We have a habit of finishing other people’s narratives for them.
A soldier dies in a conflict. We say it was for a noble cause. We say they were heroes. And maybe somewhere in that, there’s truth. But we’ve never walked in their shoes. We don’t know if they joined because they believed in something, or because they were running from an unhappy home. We don’t know if the military was idealism or escape, purpose or survival. We just know it’s what we’re supposed to say, so we say it.
This gap between what we know and what we claim to know runs deeper than war stories. It’s everywhere. It’s in how we talk about success, about leadership, about power, about why people do what they do.
The truth is messier than the narratives we’ve inherited.
There’s something easier about using the story everyone expects. It requires less of us. It doesn’t demand we actually see the person in front of us. It doesn’t ask us to sit with complexity or uncomfortable questions, like: why would anyone in power behave this way? What are they actually afraid of?

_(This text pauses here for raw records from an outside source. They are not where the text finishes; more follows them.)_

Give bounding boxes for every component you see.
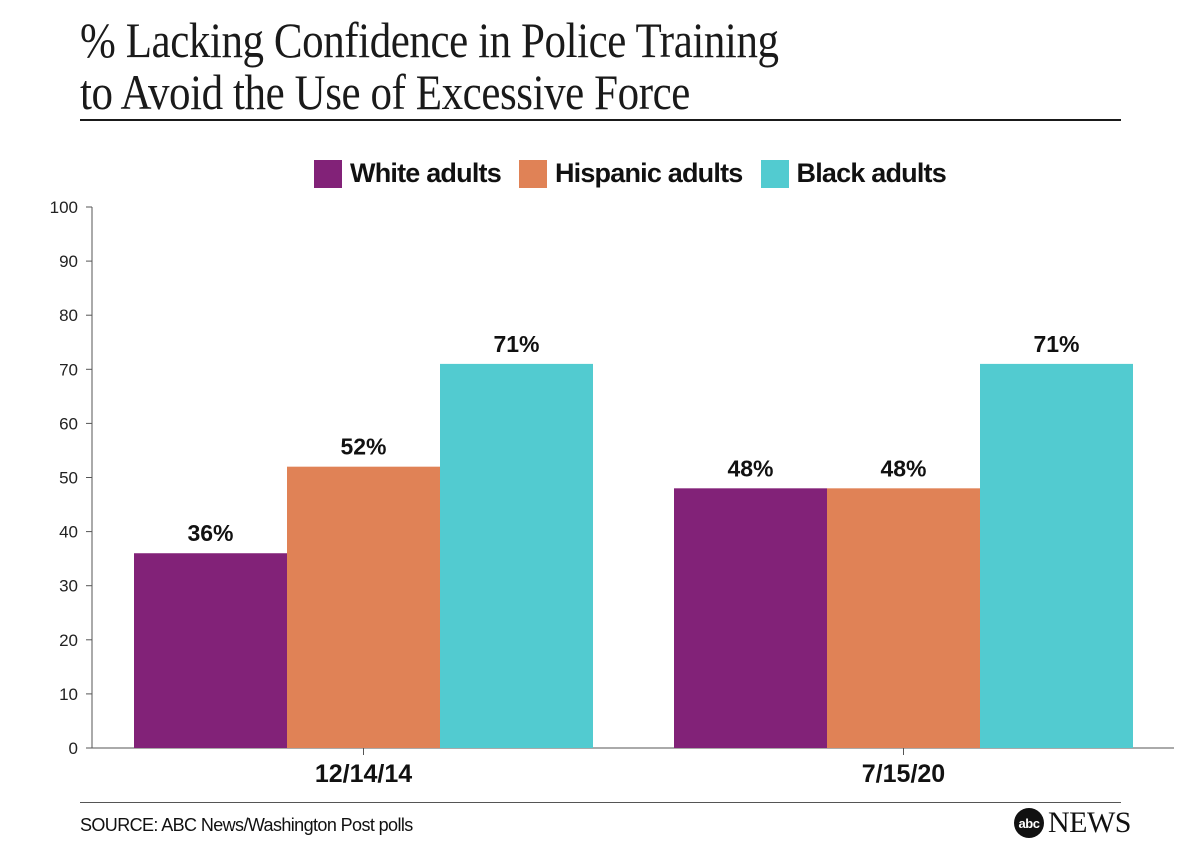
bar-value-label: 48% bbox=[727, 455, 773, 481]
legend-swatch-black bbox=[760, 159, 789, 188]
x-tick-label: 12/14/14 bbox=[315, 760, 412, 788]
y-tick-label: 20 bbox=[59, 631, 78, 650]
y-tick-label: 80 bbox=[59, 306, 78, 325]
abc-news-logo: abc NEWS bbox=[1014, 806, 1132, 840]
bar-value-label: 71% bbox=[1033, 331, 1079, 357]
y-tick-label: 10 bbox=[59, 685, 78, 704]
x-tick-label: 7/15/20 bbox=[862, 760, 945, 788]
bar bbox=[440, 363, 593, 748]
title-divider bbox=[80, 119, 1121, 121]
legend-swatch-white bbox=[314, 159, 343, 188]
y-tick-label: 60 bbox=[59, 414, 78, 433]
bar bbox=[980, 363, 1133, 748]
chart-title: % Lacking Confidence in Police Training … bbox=[80, 14, 992, 118]
legend-label-black: Black adults bbox=[796, 158, 947, 188]
bar-value-label: 52% bbox=[340, 434, 386, 460]
legend-item-black: Black adults bbox=[760, 158, 947, 189]
abc-logo-mark: abc bbox=[1014, 808, 1044, 838]
legend-item-hispanic: Hispanic adults bbox=[518, 158, 743, 189]
legend-label-white: White adults bbox=[350, 158, 502, 188]
title-line-1: % Lacking Confidence in Police Training bbox=[80, 12, 779, 68]
y-tick-label: 50 bbox=[59, 469, 78, 488]
y-tick-label: 0 bbox=[69, 739, 78, 758]
bar bbox=[134, 553, 287, 748]
legend-swatch-hispanic bbox=[518, 159, 547, 188]
title-line-2: to Avoid the Use of Excessive Force bbox=[80, 64, 690, 120]
source-note: SOURCE: ABC News/Washington Post polls bbox=[80, 815, 413, 835]
legend: White adults Hispanic adults Black adult… bbox=[30, 158, 1200, 189]
legend-item-white: White adults bbox=[314, 158, 502, 189]
legend-label-hispanic: Hispanic adults bbox=[554, 158, 743, 188]
bar bbox=[827, 488, 980, 748]
y-tick-label: 70 bbox=[59, 360, 78, 379]
abc-logo-word: NEWS bbox=[1048, 806, 1132, 839]
footer-divider bbox=[80, 802, 1121, 803]
bar bbox=[287, 466, 440, 748]
bar bbox=[674, 488, 827, 748]
y-tick-label: 100 bbox=[50, 198, 78, 217]
bar-value-label: 36% bbox=[187, 520, 233, 546]
bar-value-label: 71% bbox=[493, 331, 539, 357]
y-tick-label: 90 bbox=[59, 252, 78, 271]
bar-value-label: 48% bbox=[880, 455, 926, 481]
y-tick-label: 40 bbox=[59, 523, 78, 542]
y-tick-label: 30 bbox=[59, 577, 78, 596]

When we zoom out from the personal to the systemic, the pattern becomes clearer. Power consolidates around those who believe more power will finally be enough. Money becomes the proxy for control because it feels manageable, quantifiable, like if you just get enough of it, you’ll be safe. But safety never arrives. There’s always a bigger number, another rung, one more thing that will finally satisfy the hunger.
And the structures that emerge from this? They mirror the dysfunction we know from homes. The golden child who gets everything because they fit the mold. The scapegoat who takes the blame for what the system created. The invisible ones who learned long ago not to ask for attention.
We just scaled it up. Gave it nations. Gave it institutions. Gave it the power to shape generations.
The terrifying part isn’t the system itself. It’s that we all somehow know how it works, and we keep participating anyway. We can fill in the blanks easily now. That ease should alarm us. The fact that we recognize the pattern so quickly means we’ve seen it work. We’ve seen it rewarded.
Leadership positions are treated like leverage for personal accumulation instead of what they actually are: the chance to influence people’s lives. To build something that doesn’t break the next person who touches it.
But when you’re trapped in the web of acquisition, when you’re trying to escape your own history through accumulation or control, it’s hard to lead differently. You become what hurt you, or you become what you needed and couldn’t find.
This isn’t a call to burn it all down or to shame individuals. It’s simpler and sadder than that. It’s an acknowledgment that we’re breaking each other because we haven’t learned to see each other. We haven’t learned to ask why instead of assuming we know.
When a soldier dies, we could ask: who was this person, really? What would have made their life meaningful? That question requires sitting with someone’s actual humanity instead of the symbol we need them to be.
When a leader makes destructive choices, we could ask: what are they afraid of? What did they learn about safety and power that makes them believe this is the only way? That doesn’t excuse the harm, but it’s the only question that leads anywhere different.
When we notice the patterns repeating, in families, in systems, in nations, we could choose to break them instead of defending them as inevitable.
We won’t. Not most of us. Because it’s hard, and the story is already written, and everyone expects us to know our lines.
But some of us might. Some of us might start telling different stories. Might ask different questions. Might treat people’s lives as things that matter in their specificity, not in their symbolic value.
That’s not idealism. That’s just the bare minimum of what connection actually requires.